People's Pilot, Volume 3, Number 44, Rensselaer, Jasper County, 20 April 1894 — Hands Off. [ARTICLE]

Hands Off.

No considerate man will encourage Coxey’s wild and visionary march to the national capital, but while the better judgment of the people regards it as a waste of time and wholly impracticable as a remedial measure, there is also a deeply grounded feeling that the market must not be interfered with as long as the men are orderly. All know that for the-past thirty years money and railroad kings, manufacturing lords, thieving monopolies, perjured lawyers by the thousands, tax-eaters,land and timber thieves, lobbyists, professional pimps and professedly pious libertines, jail birds, forgerers, rogues and rascals by the hundreds of thousands, have marched on to Washington, not only without molestation, but have been received with open arms by venal congressmen and senators, and their thieving schemes given legal sanction. Yes. all their deep laid plans to rob the people, such as the destruction of their war money and the substitution of interest bearing bonds, the credit strenghtening act, that added six hundred millions in value to the holding of the rich, the demonetization of silver, the severest blow struck at productive industry since the world began, the resumption act, the wholesale stealing and turning over of our splendid public domain, the inheritance of unborn generations, to the already enormously rich, made so by government subsides. No one has interfered while all this ste&ling and rascality was going on, nor while Jay Gould rented a part of the government buildings and filled it with handsome prostitutes to get the votes of such larkees, as Breckenridge, against the government in his Pacific railroad steal.

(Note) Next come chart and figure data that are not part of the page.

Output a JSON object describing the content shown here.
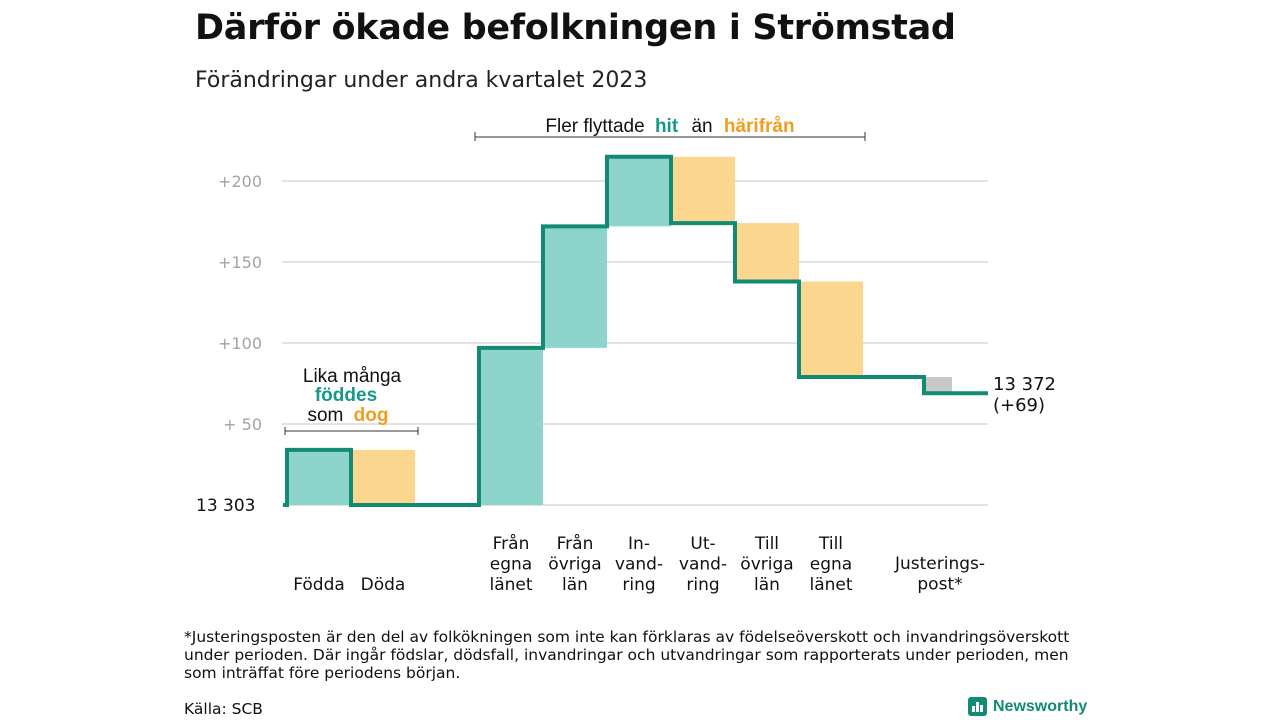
{
  "title": "Därför ökade befolkningen i Strömstad",
  "subtitle": "Förändringar under andra kvartalet 2023",
  "colors": {
    "line": "#138a74",
    "increase": "#8dd5cb",
    "decrease": "#fad68f",
    "adjustment": "#c8c8c8",
    "accent_teal": "#17988a",
    "accent_orange": "#f39c1f",
    "grid": "#d9d9d9",
    "tick": "#a3a3a3"
  },
  "annotations": {
    "migration": {
      "prefix": "Fler flyttade",
      "hit": "hit",
      "middle": "än",
      "harifran": "härifrån"
    },
    "births": {
      "line1": "Lika många",
      "fodd": "föddes",
      "som": "som",
      "dog": "dog"
    }
  },
  "chart_data": {
    "type": "waterfall",
    "base_label": "13  303",
    "base_value": 13303,
    "yticks": [
      {
        "value": 50,
        "label": "+  50"
      },
      {
        "value": 100,
        "label": "+100"
      },
      {
        "value": 150,
        "label": "+150"
      },
      {
        "value": 200,
        "label": "+200"
      }
    ],
    "ylim": [
      0,
      215
    ],
    "steps": [
      {
        "label": [
          "",
          "",
          "Födda"
        ],
        "from": 0,
        "to": 34,
        "kind": "increase"
      },
      {
        "label": [
          "",
          "",
          "Döda"
        ],
        "from": 34,
        "to": 0,
        "kind": "decrease"
      },
      {
        "label": [
          "",
          "",
          ""
        ],
        "from": 0,
        "to": 0,
        "kind": "gap"
      },
      {
        "label": [
          "Från",
          "egna",
          "länet"
        ],
        "from": 0,
        "to": 97,
        "kind": "increase"
      },
      {
        "label": [
          "Från",
          "övriga",
          "län"
        ],
        "from": 97,
        "to": 172,
        "kind": "increase"
      },
      {
        "label": [
          "In-",
          "vand-",
          "ring"
        ],
        "from": 172,
        "to": 215,
        "kind": "increase"
      },
      {
        "label": [
          "Ut-",
          "vand-",
          "ring"
        ],
        "from": 215,
        "to": 174,
        "kind": "decrease"
      },
      {
        "label": [
          "Till",
          "övriga",
          "län"
        ],
        "from": 174,
        "to": 138,
        "kind": "decrease"
      },
      {
        "label": [
          "Till",
          "egna",
          "länet"
        ],
        "from": 138,
        "to": 79,
        "kind": "decrease"
      }
    ],
    "adjustment": {
      "label": [
        "Justerings-",
        "post*"
      ],
      "from": 79,
      "to": 69
    },
    "end_value": 13372,
    "end_label": "13 372",
    "end_change": "(+69)"
  },
  "footnote": "*Justeringsposten är den del av folkökningen som inte kan förklaras av födelseöverskott och invandringsöverskott under perioden. Där ingår födslar, dödsfall, invandringar och utvandringar som rapporterats under perioden, men som inträffat före periodens början.",
  "source": "Källa: SCB",
  "brand": "Newsworthy"
}
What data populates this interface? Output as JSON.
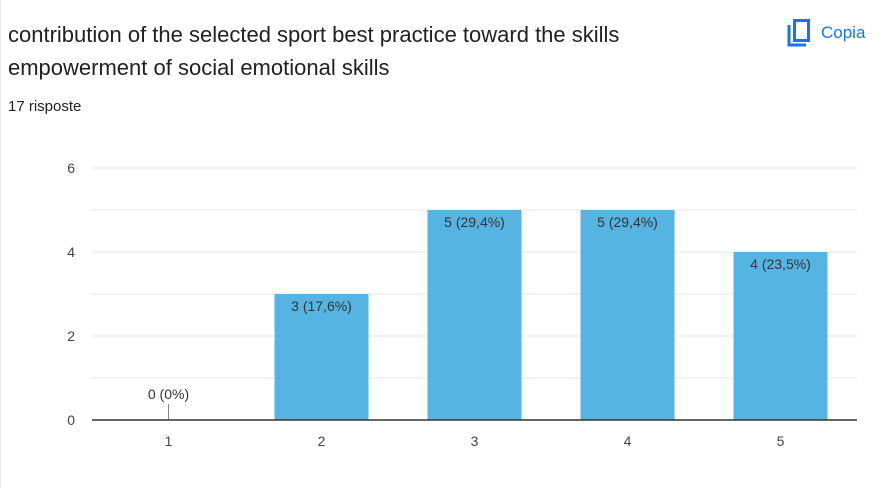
{
  "header": {
    "title": "contribution of the selected sport best practice toward the skills empowerment of social emotional skills",
    "response_count": "17 risposte",
    "copy_label": "Copia"
  },
  "colors": {
    "bar": "#56b4e3",
    "accent": "#1a73e8",
    "grid": "#e6e6e6"
  },
  "chart_data": {
    "type": "bar",
    "categories": [
      "1",
      "2",
      "3",
      "4",
      "5"
    ],
    "values": [
      0,
      3,
      5,
      5,
      4
    ],
    "data_labels": [
      "0 (0%)",
      "3 (17,6%)",
      "5 (29,4%)",
      "5 (29,4%)",
      "4 (23,5%)"
    ],
    "y_ticks": [
      "0",
      "2",
      "4",
      "6"
    ],
    "ylim": [
      0,
      6
    ],
    "grid": true,
    "legend": "none",
    "title": "",
    "xlabel": "",
    "ylabel": ""
  }
}
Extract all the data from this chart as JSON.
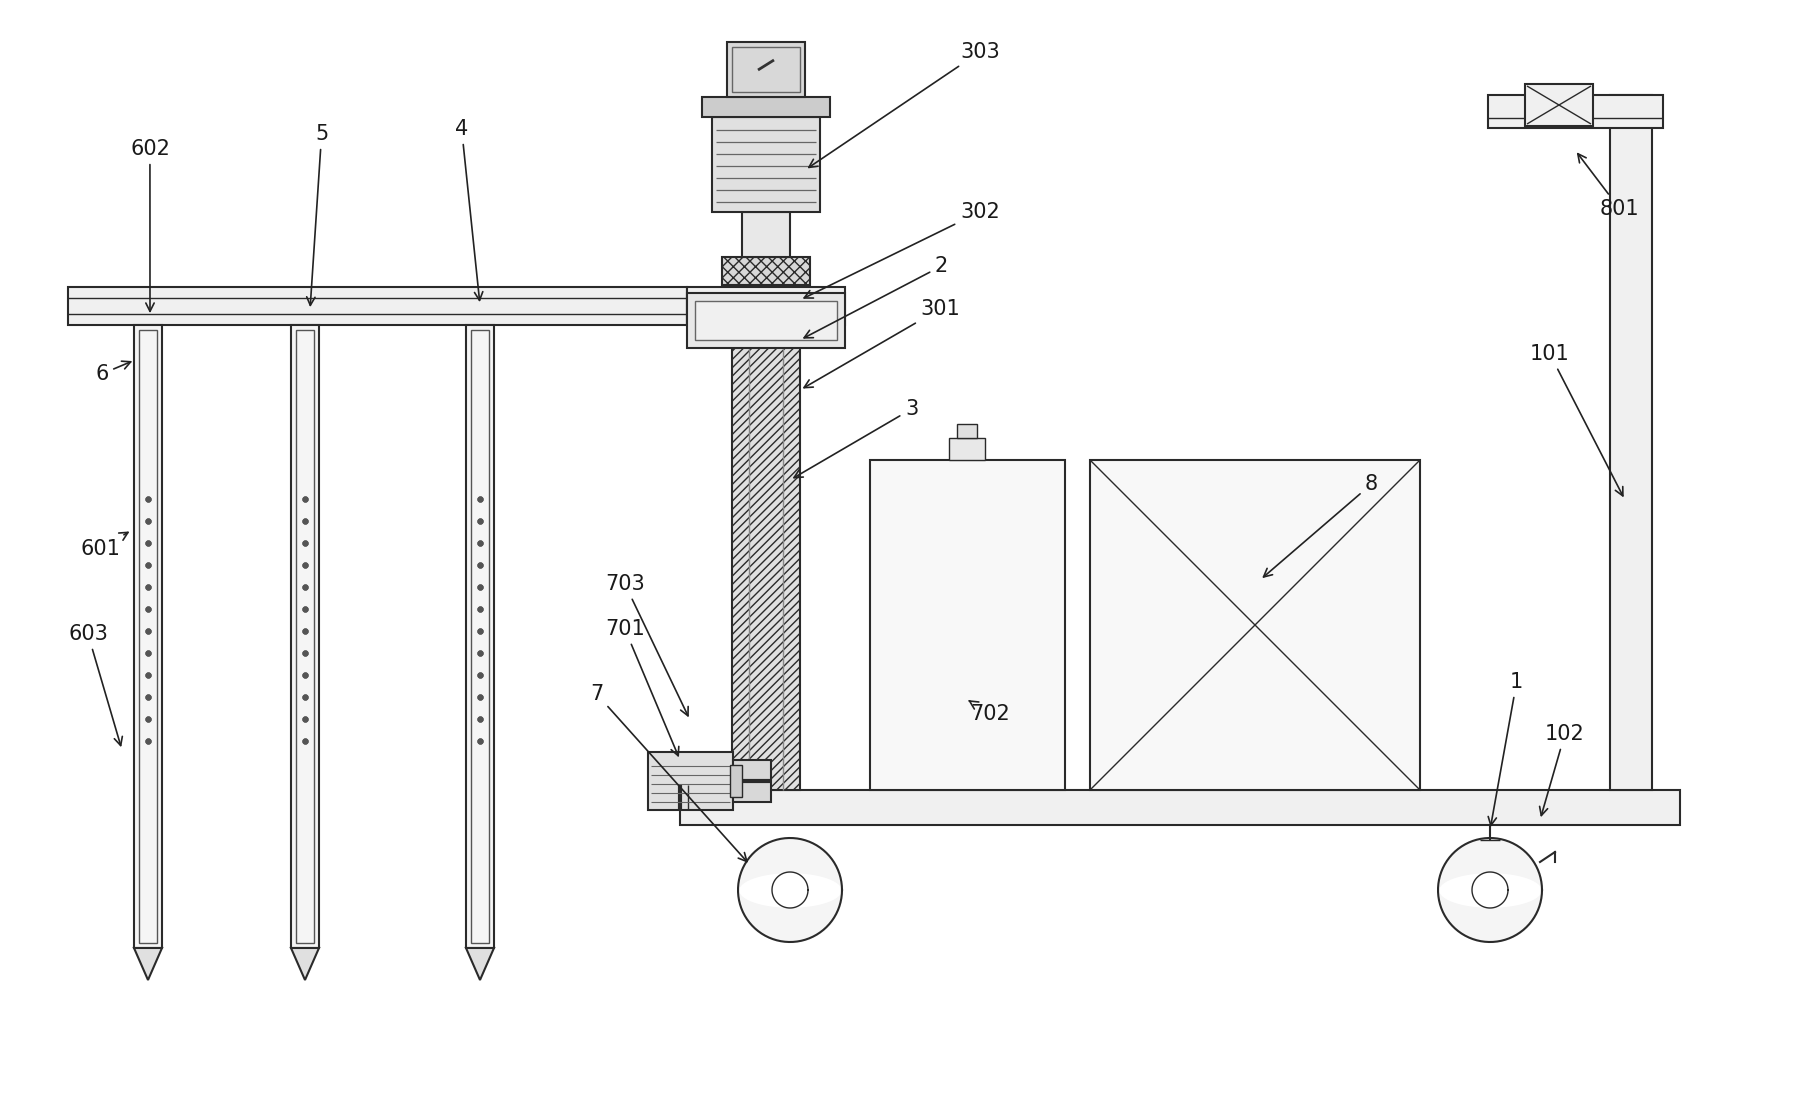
{
  "bg_color": "#ffffff",
  "lc": "#2a2a2a",
  "lw_main": 1.5,
  "lw_thin": 1.0,
  "fc_light": "#f5f5f5",
  "fc_mid": "#e8e8e8",
  "fc_dark": "#d0d0d0",
  "label_fs": 15,
  "label_color": "#1a1a1a"
}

No, no, these rascals have had a wide and unmolested field for their thievery, and the American sense of fair play will see to it that labor shall have the same right to march unmolested to our national stealing grounds that rascality has had. Yes, gentlemen, thieves have been received there with open arms, and labor would be if it carried boodle enough to satisfy congressional scoundrels. If the orderly and law abiding commonweal army, whose only offense is their poverty should be set upon and murdered by plutocracy’s hirelings no man could tell where it might end. So we say hands off, gentlemen, laborers must and shall have the same right to visit the capitol that has been accorded the organized bands of thieves.